Avoid for strategic product vision (requires deep customer empathy), pricing decisions (needs market and financial expertise), or when face-to-face customer discovery is more valuable than speed.

Learning Path

  1. 1Basic: user stories, feature specs, status updates
  2. 2Intermediate: competitive analysis, prioritization frameworks, PRDs
  3. 3Advanced: product strategy, go-to-market planning, OKR setting
  4. 4Expert: product vision, market positioning, business model innovation

Discussion

Product Hunt–style comments (not star reviews)
  • No comments yet — start the thread.
general reviews

Ratings

4.526 reviews
  • Diya Khanna· Dec 28, 2024

    Useful defaults in signup-flow-cro — fewer surprises than typical one-off scripts, and it plays nicely with `npx skills` flows.

  • Lucas Smith· Dec 24, 2024

    We added signup-flow-cro from the explainx registry; install was straightforward and the SKILL.md answered most questions upfront.

  • Pratham Ware· Dec 20, 2024

    Useful defaults in signup-flow-cro — fewer surprises than typical one-off scripts, and it plays nicely with `npx skills` flows.

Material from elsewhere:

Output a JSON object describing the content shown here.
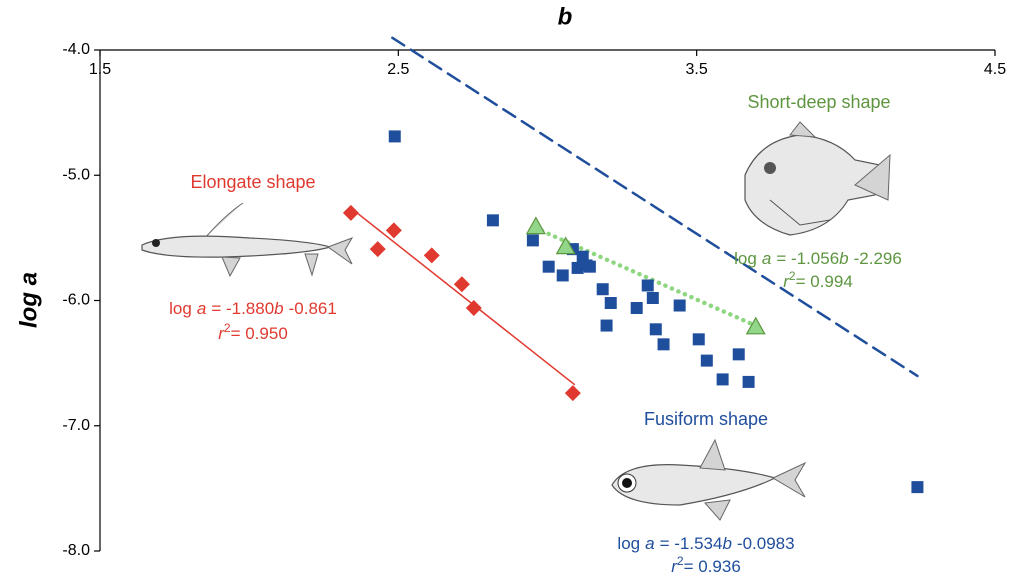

  • Layla Wang· Nov 19, 2024

    signup-flow-cro has been reliable in day-to-day use. Documentation quality is above average for community skills.

  • Lucas Diallo· Nov 15, 2024

    Keeps context tight: signup-flow-cro is the kind of skill you can hand to a new teammate without a long onboarding doc.

  • Sakshi Patil· Nov 11, 2024

    signup-flow-cro has been reliable in day-to-day use. Documentation quality is above average for community skills.

  • Sophia Perez· Oct 10, 2024

    Solid pick for teams standardizing on skills: signup-flow-cro is focused, and the summary matches what you get after install.

  • Soo Zhang· Oct 6, 2024

    signup-flow-cro is among the better-maintained entries we tried; worth keeping pinned for repeat workflows.

  • Chaitanya Patil· Oct 2, 2024

    Solid pick for teams standardizing on skills: signup-flow-cro is focused, and the summary matches what you get after install.

  • Isabella Huang· Sep 25, 2024

    Useful defaults in signup-flow-cro — fewer surprises than typical one-off scripts, and it plays nicely with `npx skills` flows.